Iran feuerte Drohnen ab
Dem „Wall Street Journal“ zufolge feuerte der Iran zunächst vier Drohnen auf amerikanische und zivile Schiffe ab. Der Bericht berief sich auf Angaben von zwei US-Beamten. Nach Angaben eines der Beamten schossen US-Kampfjets die Drohnen ab, ehe ein Kampfflugzeug vom Typ F/A-18 die Stellung angriff. Die Drohnen wurden demnach aus der Nähe der Stadt Bandar Abbas abgefeuert. Von der angegriffenen Stellung in Bandar Abbas aus sollte gerade eine fünfte Drohne abgefeuert werden, begründete ein US-Beamter die US-Angriffe. „Diese Maßnahmen waren zurückhaltend, rein defensiv und darauf ausgerichtet, die Waffenruhe aufrechtzuerhalten.“
Bandar Abbas ist die Hauptstadt der Provinz Hormusgan und gilt als eines der wichtigsten militärischen Zentren des Irans im Golfraum und an der Straße von Hormus. Erst vor wenigen Tagen hatte es im Bereich der Straße von Hormus bereits gegenseitige Angriffe der Kriegsparteien gegeben.
Zudem hat die Marine der iranischen Revolutionsgarden einem Medienbericht zufolge auf einen US-Öltanker gefeuert, der die Straße von Hormus passieren wollte. Der Tanker sei daraufhin zur Umkehr gezwungen worden, meldet die iranische Nachrichtenagentur Tasnim am frühen Donnerstagmorgen unter Berufung auf eine Militärquelle. Anschließend habe das US-Militär offenes Gelände in der Nähe von Bandar Abbas angegriffen. Es seien keine Opfer oder Schäden gemeldet worden.

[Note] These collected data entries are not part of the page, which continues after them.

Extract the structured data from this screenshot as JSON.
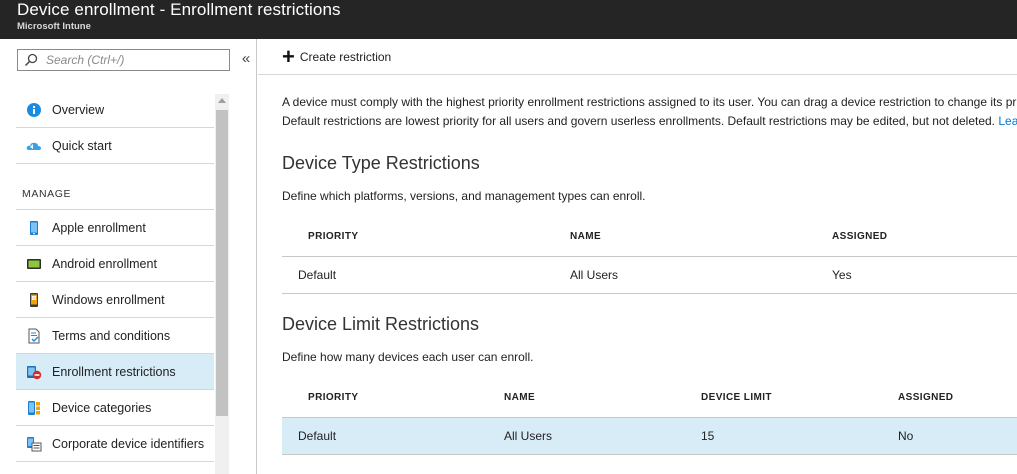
{
  "header": {
    "title": "Device enrollment - Enrollment restrictions",
    "subtitle": "Microsoft Intune"
  },
  "sidebar": {
    "search_placeholder": "Search (Ctrl+/)",
    "collapse_label": "«",
    "items_top": [
      {
        "label": "Overview",
        "icon": "info-icon"
      },
      {
        "label": "Quick start",
        "icon": "cloud-icon"
      }
    ],
    "section_label": "MANAGE",
    "items_manage": [
      {
        "label": "Apple enrollment",
        "icon": "phone-icon"
      },
      {
        "label": "Android enrollment",
        "icon": "tablet-icon"
      },
      {
        "label": "Windows enrollment",
        "icon": "windows-device-icon"
      },
      {
        "label": "Terms and conditions",
        "icon": "document-check-icon"
      },
      {
        "label": "Enrollment restrictions",
        "icon": "restriction-icon",
        "active": true
      },
      {
        "label": "Device categories",
        "icon": "categories-icon"
      },
      {
        "label": "Corporate device identifiers",
        "icon": "identifiers-icon"
      }
    ]
  },
  "toolbar": {
    "create_label": "Create restriction"
  },
  "main": {
    "description_line1": "A device must comply with the highest priority enrollment restrictions assigned to its user. You can drag a device restriction to change its pr",
    "description_line2": "Default restrictions are lowest priority for all users and govern userless enrollments. Default restrictions may be edited, but not deleted. ",
    "learn_link": "Lea",
    "type_section": {
      "title": "Device Type Restrictions",
      "subtitle": "Define which platforms, versions, and management types can enroll.",
      "columns": [
        "PRIORITY",
        "NAME",
        "ASSIGNED"
      ],
      "rows": [
        {
          "priority": "Default",
          "name": "All Users",
          "assigned": "Yes"
        }
      ]
    },
    "limit_section": {
      "title": "Device Limit Restrictions",
      "subtitle": "Define how many devices each user can enroll.",
      "columns": [
        "PRIORITY",
        "NAME",
        "DEVICE LIMIT",
        "ASSIGNED"
      ],
      "rows": [
        {
          "priority": "Default",
          "name": "All Users",
          "limit": "15",
          "assigned": "No",
          "selected": true
        }
      ]
    }
  },
  "colors": {
    "header_bg": "#252526",
    "active_bg": "#d8ecf8",
    "link": "#0078d4"
  }
}
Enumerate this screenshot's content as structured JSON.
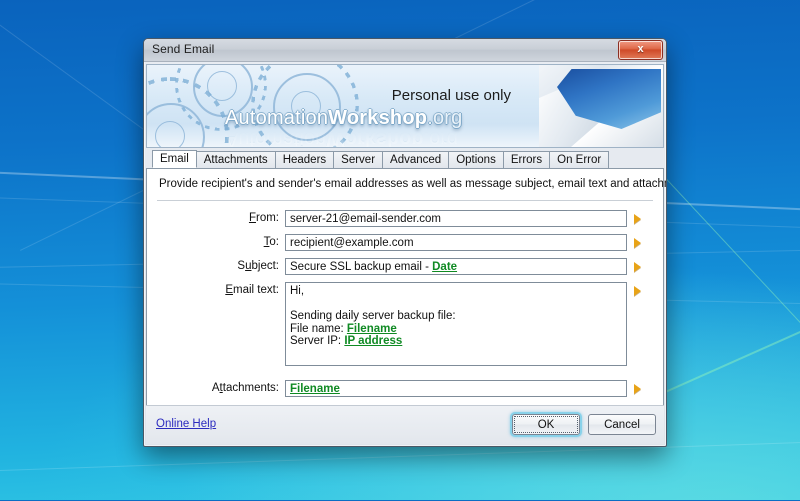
{
  "window": {
    "title": "Send Email",
    "close_label": "x"
  },
  "banner": {
    "personal_use": "Personal use only",
    "brand_prefix": "Automation",
    "brand_bold": "Workshop",
    "brand_suffix": ".org"
  },
  "tabs": [
    {
      "label": "Email",
      "active": true
    },
    {
      "label": "Attachments",
      "active": false
    },
    {
      "label": "Headers",
      "active": false
    },
    {
      "label": "Server",
      "active": false
    },
    {
      "label": "Advanced",
      "active": false
    },
    {
      "label": "Options",
      "active": false
    },
    {
      "label": "Errors",
      "active": false
    },
    {
      "label": "On Error",
      "active": false
    }
  ],
  "description": "Provide recipient's and sender's email addresses as well as message subject, email text and attachments.",
  "fields": {
    "from": {
      "label_pre": "F",
      "label_key": "r",
      "label_post": "om:",
      "label_full": "From:",
      "value": "server-21@email-sender.com"
    },
    "to": {
      "label_full": "To:",
      "value": "recipient@example.com"
    },
    "subject": {
      "label_full": "Subject:",
      "value_plain": "Secure SSL backup email - ",
      "value_token": "Date"
    },
    "email_text": {
      "label_full": "Email text:",
      "line1": "Hi,",
      "line2": "",
      "line3": "Sending daily server backup file:",
      "line4_label": "File name: ",
      "line4_token": "Filename",
      "line5_label": "Server IP: ",
      "line5_token": "IP address"
    },
    "attachments": {
      "label_full": "Attachments:",
      "value_token": "Filename"
    }
  },
  "footer": {
    "help_label": "Online Help",
    "ok_label": "OK",
    "cancel_label": "Cancel"
  },
  "colors": {
    "token_green": "#0f8a23",
    "link_blue": "#2b2bbf",
    "arrow_amber": "#e8a317",
    "close_red": "#cf4a28",
    "focus_cyan": "#89d2ea"
  }
}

Trump mit Verhandlungsstand nicht zufrieden
Aus der Sicht von US-Präsident Donald Trump ist der Verhandlungsstand zu einem möglichen Ende des Iran-Kriegs noch nicht zufriedenstellend. In einer Sitzung seines Kabinetts im Weißen Haus sagte der Republikaner, der Iran sei sehr entschlossen: „Sie wollen unbedingt ein Abkommen schließen.“ Die US-Regierung sei damit aber noch nicht „zufrieden“. Trump erneuerte die Drohung, dass man entweder einen Deal abschließen oder weiter kämpfen werde. Eine Kernforderung der USA ist es, dass das Land niemals in den Besitz einer Atomwaffe kommen dürfe.
Trump sagte in der Kabinettsitzung auch, dass niemand die Straße von Hormuz kontrollieren werde. Die USA würden darauf achtgeben. Das sei Teil Verhandlungen. Nach Kriegsbeginn war der Schiffsverkehr durch die Meerenge vor Iran weitgehend zum Erliegen gekommen. Iran blockierte, daraufhin schossen die Preise an den weltweiten Energiemärkten nach oben. Die USA blockierten daraufhin iranische Häfen.
Iran will sich nicht von „roten Linien“ abbringen lassen
Der Iran werde sich durch US-Präsident Donald Trumps Rhetorik nicht von seinen „roten Linien“ abbringen lassen, schrieb Ebrahim Azizi, Vorsitzender des Ausschusses für Nationale Sicherheit und Außenpolitik des iranischen Parlaments, in der Nacht auf Donnerstag auf der Plattform X.
Azizi nannte als rote Linien für sein Land das Recht auf Urananreicherung, die Kontrolle über die für den globalen Öl- und Gashandel wichtige Straße von Hormus sowie die Aufhebung der Sanktionen. Der Politiker ist - soweit bekannt - nicht direkt in die Verhandlungen mit den USA eingebunden.
Azizi schrieb auf X: „Offensichtlich sucht Trump nach einem Ausweg aus dieser strategischen Sackgasse und wechselt dabei zwischen Drohungen und Appellen zu einer Einigung“. Seit dem 8. April herrscht im Iran-Krieg eine Waffenruhe, das Ringen um ein Abkommen zur Beendigung des Konflikts dauert an.